Opportunistic Disease or Metastatic Lesions: A Rare Finding in a Patient with Bladder CancerSimon, Michael; Elkayam, Natalie; Smerling, Jonathan; Marcelin, Michael; Kamholz, Stephan
2019 Current Urology
doi: 10.1159/000499293pmid: 31579216
A 66-year-old male with a history of human immunodeficiency virus infection and metastatic bladder cancer presented to our hospital for a further workup of a focal seizure involving the patients left upper extremity. The patient was undergoing active chemotherapy at the time of admission and had a CD4 count of 111. Magnetic resonance imaging of the brain revealed multiple ring-enhancing lesions in the right frontal lobe associated with vasogenic edema, and mass effect at the right frontal horn of the lateral ventricles. As the imaging was not consistent with typical metastatic disease of the bladder, further testing was performed.

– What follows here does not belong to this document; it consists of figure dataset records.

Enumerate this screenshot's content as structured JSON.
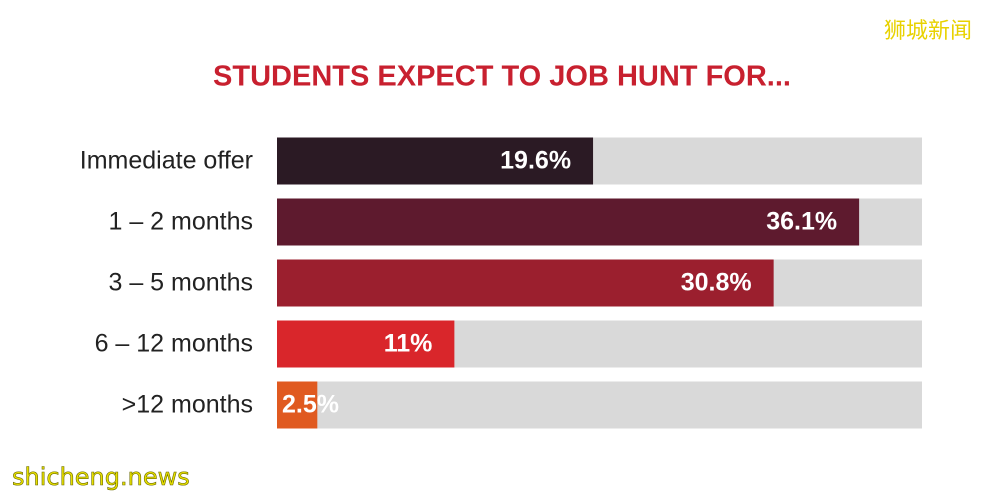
{
  "chart_data": {
    "type": "bar",
    "orientation": "horizontal",
    "title": "STUDENTS EXPECT TO JOB HUNT FOR...",
    "categories": [
      "Immediate offer",
      "1 – 2 months",
      "3 – 5 months",
      "6 – 12 months",
      ">12 months"
    ],
    "values": [
      19.6,
      36.1,
      30.8,
      11,
      2.5
    ],
    "value_labels": [
      "19.6%",
      "36.1%",
      "30.8%",
      "11%",
      "2.5%"
    ],
    "colors": [
      "#2b1a24",
      "#5e1a2e",
      "#9b1f2e",
      "#d9262b",
      "#e05a20"
    ],
    "track_color": "#d9d9d9",
    "xlim": [
      0,
      40
    ]
  },
  "watermarks": [
    "狮城新闻",
    "shicheng.news"
  ]
}
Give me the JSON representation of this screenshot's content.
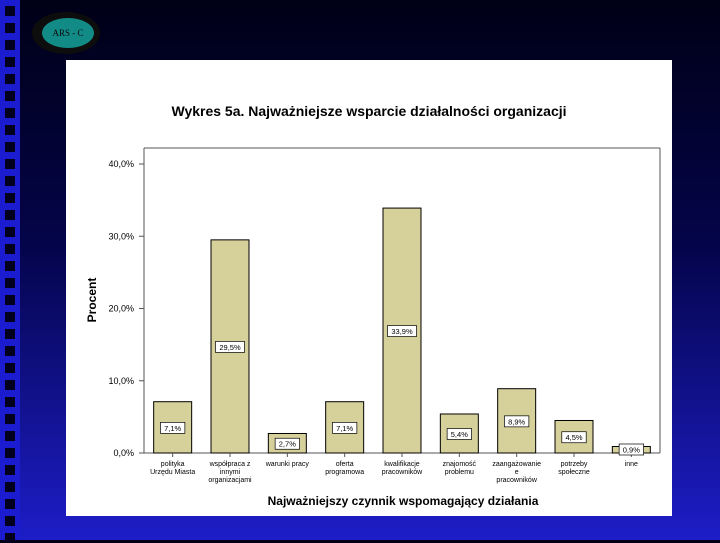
{
  "logo": {
    "text": "ARS - C"
  },
  "chart_data": {
    "type": "bar",
    "title": "Wykres 5a. Najważniejsze wsparcie działalności organizacji",
    "xlabel": "Najważniejszy czynnik wspomagający działania",
    "ylabel": "Procent",
    "ylim": [
      0,
      40
    ],
    "yticks": [
      "0,0%",
      "10,0%",
      "20,0%",
      "30,0%",
      "40,0%"
    ],
    "categories": [
      [
        "polityka",
        "Urzędu Miasta"
      ],
      [
        "współpraca z",
        "innymi",
        "organizacjami"
      ],
      [
        "warunki pracy"
      ],
      [
        "oferta",
        "programowa"
      ],
      [
        "kwalifikacje",
        "pracowników"
      ],
      [
        "znajomość",
        "problemu"
      ],
      [
        "zaangażowanie",
        "e",
        "pracowników"
      ],
      [
        "potrzeby",
        "społeczne"
      ],
      [
        "inne"
      ]
    ],
    "values": [
      7.1,
      29.5,
      2.7,
      7.1,
      33.9,
      5.4,
      8.9,
      4.5,
      0.9
    ],
    "labels": [
      "7,1%",
      "29,5%",
      "2,7%",
      "7,1%",
      "33,9%",
      "5,4%",
      "8,9%",
      "4,5%",
      "0,9%"
    ],
    "colors": {
      "bar": "#d6d09a",
      "bar_stroke": "#000000"
    }
  }
}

A lumbar puncture was performed to assist in differentiating between malignant and infectious causes in the setting of a low CD4 count. The cerebral spinal fluid was sterile and no malignant cells were identified. Protein and glucose levels of the cerebral spinal fluid were within normal range. To confirm the presence of metastatic disease, a brain biopsy was performed and found to be consistent with metastatic carcinoma with a bladder primary. The patient subsequently underwent radiation therapy to the site of the brain metastasis.